If there is an abnormality on the mammogram or a palpable lesion, what are the biopsy techniques? For mammographic lesions, stereotactic biopsies are very useful. It’s quite accurate in getting the needle right into the lesion on mammogram. Sometimes when you put these wires in for localization, you can be off by quite a bit. That’s why it’s so important to do the specimen mammogram after the excisional biopsy when the wires have been placed.

Fine needle aspirates, I think, are very useful. Particularly if you have a larger lesion you can localize it. To do a fine needle aspirate, you haven’t then been in there surgically and when you have the diagnosis you can concretely sit down and talk about all the surgical options. When people have a localized lesion, I think a fine needle aspirate is a nice way to go. If it’s not positive then you’re going to have to do an excisional biopsy but it often is positive or a needle directed biopsy.
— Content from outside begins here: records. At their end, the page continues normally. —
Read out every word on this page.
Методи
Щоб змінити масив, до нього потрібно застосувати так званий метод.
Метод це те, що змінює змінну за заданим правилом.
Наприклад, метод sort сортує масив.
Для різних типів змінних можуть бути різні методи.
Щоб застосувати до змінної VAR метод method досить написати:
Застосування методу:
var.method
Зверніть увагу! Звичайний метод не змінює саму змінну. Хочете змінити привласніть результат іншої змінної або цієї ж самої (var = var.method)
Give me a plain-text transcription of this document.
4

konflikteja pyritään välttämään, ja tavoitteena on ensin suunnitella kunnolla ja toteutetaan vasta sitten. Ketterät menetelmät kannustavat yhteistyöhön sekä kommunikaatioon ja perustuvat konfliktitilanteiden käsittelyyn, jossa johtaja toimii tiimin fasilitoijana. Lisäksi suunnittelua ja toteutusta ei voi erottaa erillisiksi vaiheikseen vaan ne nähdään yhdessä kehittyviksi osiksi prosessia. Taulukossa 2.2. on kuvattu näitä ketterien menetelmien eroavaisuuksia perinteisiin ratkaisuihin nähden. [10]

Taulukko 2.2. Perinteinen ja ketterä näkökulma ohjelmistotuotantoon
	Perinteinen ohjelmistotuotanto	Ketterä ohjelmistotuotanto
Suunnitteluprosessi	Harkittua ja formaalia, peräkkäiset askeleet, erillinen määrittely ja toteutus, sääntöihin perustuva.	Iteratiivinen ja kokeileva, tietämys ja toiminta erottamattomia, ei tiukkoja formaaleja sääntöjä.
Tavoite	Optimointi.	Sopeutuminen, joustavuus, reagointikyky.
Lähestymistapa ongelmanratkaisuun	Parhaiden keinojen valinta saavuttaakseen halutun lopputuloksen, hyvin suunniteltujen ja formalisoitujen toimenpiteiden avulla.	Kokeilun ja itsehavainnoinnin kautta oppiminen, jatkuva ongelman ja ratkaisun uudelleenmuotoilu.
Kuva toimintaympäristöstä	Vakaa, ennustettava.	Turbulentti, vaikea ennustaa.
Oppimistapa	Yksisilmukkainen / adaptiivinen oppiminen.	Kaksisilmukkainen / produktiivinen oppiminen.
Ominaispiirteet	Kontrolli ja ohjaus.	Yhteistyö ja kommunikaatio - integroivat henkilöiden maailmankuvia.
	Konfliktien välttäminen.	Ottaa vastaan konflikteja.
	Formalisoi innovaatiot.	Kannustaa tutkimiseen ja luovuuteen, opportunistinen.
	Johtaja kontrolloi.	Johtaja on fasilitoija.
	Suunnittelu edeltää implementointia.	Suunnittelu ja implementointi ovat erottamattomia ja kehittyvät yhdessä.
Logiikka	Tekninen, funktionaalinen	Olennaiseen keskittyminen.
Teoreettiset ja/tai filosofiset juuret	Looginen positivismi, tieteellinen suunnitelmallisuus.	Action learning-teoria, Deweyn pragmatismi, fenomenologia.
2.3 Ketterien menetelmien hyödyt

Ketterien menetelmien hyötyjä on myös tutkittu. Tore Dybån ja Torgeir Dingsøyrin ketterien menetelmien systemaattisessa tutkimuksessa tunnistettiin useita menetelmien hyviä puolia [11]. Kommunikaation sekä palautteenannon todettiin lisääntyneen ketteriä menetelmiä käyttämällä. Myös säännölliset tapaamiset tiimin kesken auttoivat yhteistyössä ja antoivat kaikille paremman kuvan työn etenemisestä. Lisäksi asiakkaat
Diagnosis and Treatment of Breast Cancer

Breast cancer is the most common diagnosed cancer in women. It’s not the most common cause of cancer death in women. That goes to lung cancer which occurs much less frequently than breast cancer but the morbidity is a great deal higher. These numbers have remained fairly stable over time. The mortality has also remained fairly stable although in some subgroups it has decreased. In women of higher socioeconomic status, more of those patients seem to be not having recurrent breast cancer or being cured, perhaps because of the effect of early detection through mammogram and education.
There are a number of risk factors that have been noted for breast cancer. The greatest risk factor is probably age and the peak incidence of breast cancer occurs between the fifth and sixth decade. If you’ve had a previous history of breast cancer in one breast, you’re certainly at increased risk to develop a second breast cancer either in the breast that’s had lumpectomy and radiation or in the other breast. Family history clearly puts you at some risk and depending on the number of members of the family that are positive and the closeness of the relationship dictates the risk. If you have a first degree relative that had bilateral premenopausal breast cancer, you probably have a lifetime risk of breast cancer that comes close to 50%.
Of course, now there are genes that we’ve identified that are inherited in an autosomal dominant way that confer lifetime risk in the 80% range and these are BRAC-1 and BRAC-2 genes. Other genes that are associated with breast cancers, P53, abnormality in the P53 gene and the ataxia telangiectasia gene that’s not been cloned.
Anything that prolongs cycling or the estrogenic cycling of the breast tissue probably is related to a slight increased risk of breast cancer. So never having a pregnancy or having a late age for first pregnancy, early menarche or late menopause all confer some increased risk for breast cancer. Prior radiation to the chest is clearly an increased risk for breast cancer particularly if it’s a lose dose radiation that occurs in the prepubertal years.